Evans also argues that new ice cores taken from the polar ice caps reveal that during the last six global warming cycles, which span a half million years, temperature rises occurred on average 800 years before the accompanying rise in atmospheric carbon which “says something important about which was cause and which was effect.”

What may be most interesting about new and undisputed ice core data is that former Vice President, Al Gore, chose to ignore it completely in his 2005 documentary, An Inconvenient Truth, in which he suggested that ice core data was his main reason for believing that carbon emissions cause global warming. “In any other political context our cynical and experience press corps would surely have called this dishonest and widely questioned the politician’s assertion,” Dr.
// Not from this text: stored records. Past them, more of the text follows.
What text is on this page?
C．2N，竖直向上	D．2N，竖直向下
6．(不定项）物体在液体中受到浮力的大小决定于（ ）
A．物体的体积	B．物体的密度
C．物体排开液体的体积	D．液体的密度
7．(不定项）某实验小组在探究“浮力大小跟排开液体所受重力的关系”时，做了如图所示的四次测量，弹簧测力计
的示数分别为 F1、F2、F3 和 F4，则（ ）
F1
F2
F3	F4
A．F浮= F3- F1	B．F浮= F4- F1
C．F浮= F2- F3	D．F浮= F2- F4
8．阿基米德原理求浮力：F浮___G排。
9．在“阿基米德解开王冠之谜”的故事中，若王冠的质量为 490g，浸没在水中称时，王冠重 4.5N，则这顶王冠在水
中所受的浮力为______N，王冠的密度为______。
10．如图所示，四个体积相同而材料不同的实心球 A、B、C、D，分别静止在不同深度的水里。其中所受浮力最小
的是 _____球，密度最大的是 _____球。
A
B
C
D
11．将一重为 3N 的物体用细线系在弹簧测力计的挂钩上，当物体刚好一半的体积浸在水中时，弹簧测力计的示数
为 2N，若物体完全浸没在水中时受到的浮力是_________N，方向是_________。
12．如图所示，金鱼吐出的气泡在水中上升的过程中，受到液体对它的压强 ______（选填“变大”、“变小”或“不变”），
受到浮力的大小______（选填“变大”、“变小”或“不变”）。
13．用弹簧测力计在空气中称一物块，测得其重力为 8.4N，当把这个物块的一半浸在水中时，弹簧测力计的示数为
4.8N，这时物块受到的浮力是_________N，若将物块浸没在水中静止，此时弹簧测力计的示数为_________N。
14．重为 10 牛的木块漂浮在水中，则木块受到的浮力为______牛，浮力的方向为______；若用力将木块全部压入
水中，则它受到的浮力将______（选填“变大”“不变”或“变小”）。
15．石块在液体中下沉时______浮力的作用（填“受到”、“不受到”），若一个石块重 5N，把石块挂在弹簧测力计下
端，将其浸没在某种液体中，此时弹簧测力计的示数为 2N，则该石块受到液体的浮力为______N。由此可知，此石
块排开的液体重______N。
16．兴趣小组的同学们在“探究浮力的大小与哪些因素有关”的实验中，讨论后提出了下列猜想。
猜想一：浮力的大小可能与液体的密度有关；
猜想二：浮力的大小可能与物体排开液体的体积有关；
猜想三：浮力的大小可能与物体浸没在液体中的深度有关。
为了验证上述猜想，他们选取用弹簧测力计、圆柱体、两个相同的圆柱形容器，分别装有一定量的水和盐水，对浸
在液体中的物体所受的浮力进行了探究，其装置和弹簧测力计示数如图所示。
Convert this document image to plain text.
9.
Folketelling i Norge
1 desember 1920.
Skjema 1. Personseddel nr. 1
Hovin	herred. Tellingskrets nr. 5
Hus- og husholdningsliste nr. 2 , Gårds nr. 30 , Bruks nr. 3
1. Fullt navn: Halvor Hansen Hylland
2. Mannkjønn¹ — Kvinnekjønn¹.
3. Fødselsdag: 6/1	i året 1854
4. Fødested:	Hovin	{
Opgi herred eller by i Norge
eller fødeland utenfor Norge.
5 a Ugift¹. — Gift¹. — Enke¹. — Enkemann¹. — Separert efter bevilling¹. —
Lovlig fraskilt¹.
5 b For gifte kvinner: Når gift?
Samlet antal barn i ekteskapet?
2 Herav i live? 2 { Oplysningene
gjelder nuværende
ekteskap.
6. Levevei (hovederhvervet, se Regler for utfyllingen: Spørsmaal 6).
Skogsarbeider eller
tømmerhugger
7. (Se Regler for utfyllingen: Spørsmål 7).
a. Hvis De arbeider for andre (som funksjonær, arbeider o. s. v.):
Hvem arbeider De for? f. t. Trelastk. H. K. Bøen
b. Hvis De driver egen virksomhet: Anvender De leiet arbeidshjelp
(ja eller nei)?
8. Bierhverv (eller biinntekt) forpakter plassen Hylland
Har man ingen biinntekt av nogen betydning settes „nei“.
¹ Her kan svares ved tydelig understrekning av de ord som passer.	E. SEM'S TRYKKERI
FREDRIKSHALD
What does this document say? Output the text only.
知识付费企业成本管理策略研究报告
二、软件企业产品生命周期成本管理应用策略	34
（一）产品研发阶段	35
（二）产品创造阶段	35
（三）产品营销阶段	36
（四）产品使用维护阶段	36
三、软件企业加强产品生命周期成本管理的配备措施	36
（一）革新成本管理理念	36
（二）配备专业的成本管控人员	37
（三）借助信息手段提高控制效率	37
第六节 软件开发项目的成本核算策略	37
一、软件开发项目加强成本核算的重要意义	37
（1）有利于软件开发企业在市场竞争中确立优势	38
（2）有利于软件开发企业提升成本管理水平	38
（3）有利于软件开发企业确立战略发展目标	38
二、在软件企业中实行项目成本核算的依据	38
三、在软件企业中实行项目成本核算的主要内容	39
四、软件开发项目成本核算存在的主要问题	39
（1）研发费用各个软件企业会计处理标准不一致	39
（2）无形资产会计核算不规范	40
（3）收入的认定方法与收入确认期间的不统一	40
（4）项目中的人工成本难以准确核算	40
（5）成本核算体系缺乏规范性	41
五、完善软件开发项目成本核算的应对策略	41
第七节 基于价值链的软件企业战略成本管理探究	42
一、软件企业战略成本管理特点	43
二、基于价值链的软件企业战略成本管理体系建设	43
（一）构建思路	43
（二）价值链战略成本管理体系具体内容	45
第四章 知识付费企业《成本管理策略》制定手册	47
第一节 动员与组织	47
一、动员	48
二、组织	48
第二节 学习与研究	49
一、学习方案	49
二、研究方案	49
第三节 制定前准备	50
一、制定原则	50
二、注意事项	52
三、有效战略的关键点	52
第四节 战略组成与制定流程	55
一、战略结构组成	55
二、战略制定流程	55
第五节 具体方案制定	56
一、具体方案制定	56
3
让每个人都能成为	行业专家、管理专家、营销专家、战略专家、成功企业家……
Evans wrote.

“Until now the global warming debate has merely been an academic matter of little interest,” he observed. “Now that it matters, we should debate the causes of global warming. So far that debate has jut consisted of a simple sleight of hand: show evidence of global warming, and while the audience is stunned at the implications, simply assert that it is due to carbon emissions. In the minds of the audience, the evidence of global warming has occurred becomes conflated with an alleged cause, and the audience hasn’t noticed that the cause was merely asserted, not proved. If there really was any evidence that carbon emissions caused global warming, don’t you think we would have heard about it by now?”

Dr. Ed Berry, a retired atmospheric physicist now living in northwest Montana who attended the Heartland conference, said in a subsequent Daily Inter Lake interview that he and hundreds of his colleagues now believe that the global warming hypothesis is “dead, scientifically.” He told Inter Lake reporter, Jim Mann, that the computer models used to support global warming are notoriously inaccurate because they cannot account for the wide and ever-changing array of greenhouse gases, much less fluctuations in radiation, solar energy, ocean currents and the influences of cloud cover.

Dr. Berry is deeply concerned about the political turn the global warming debate has taken, particularly in the cap and trade bureaucracy that lawmakers are attempting to devise, which he says is little more than a tax on energy production and consumption.

“Clearly, Al Gore is good at what he does,” Berry said of the former Vice President’s influence over the current direction of the entire global warming debate. “Now it’s up to scientists with different views to make them known.”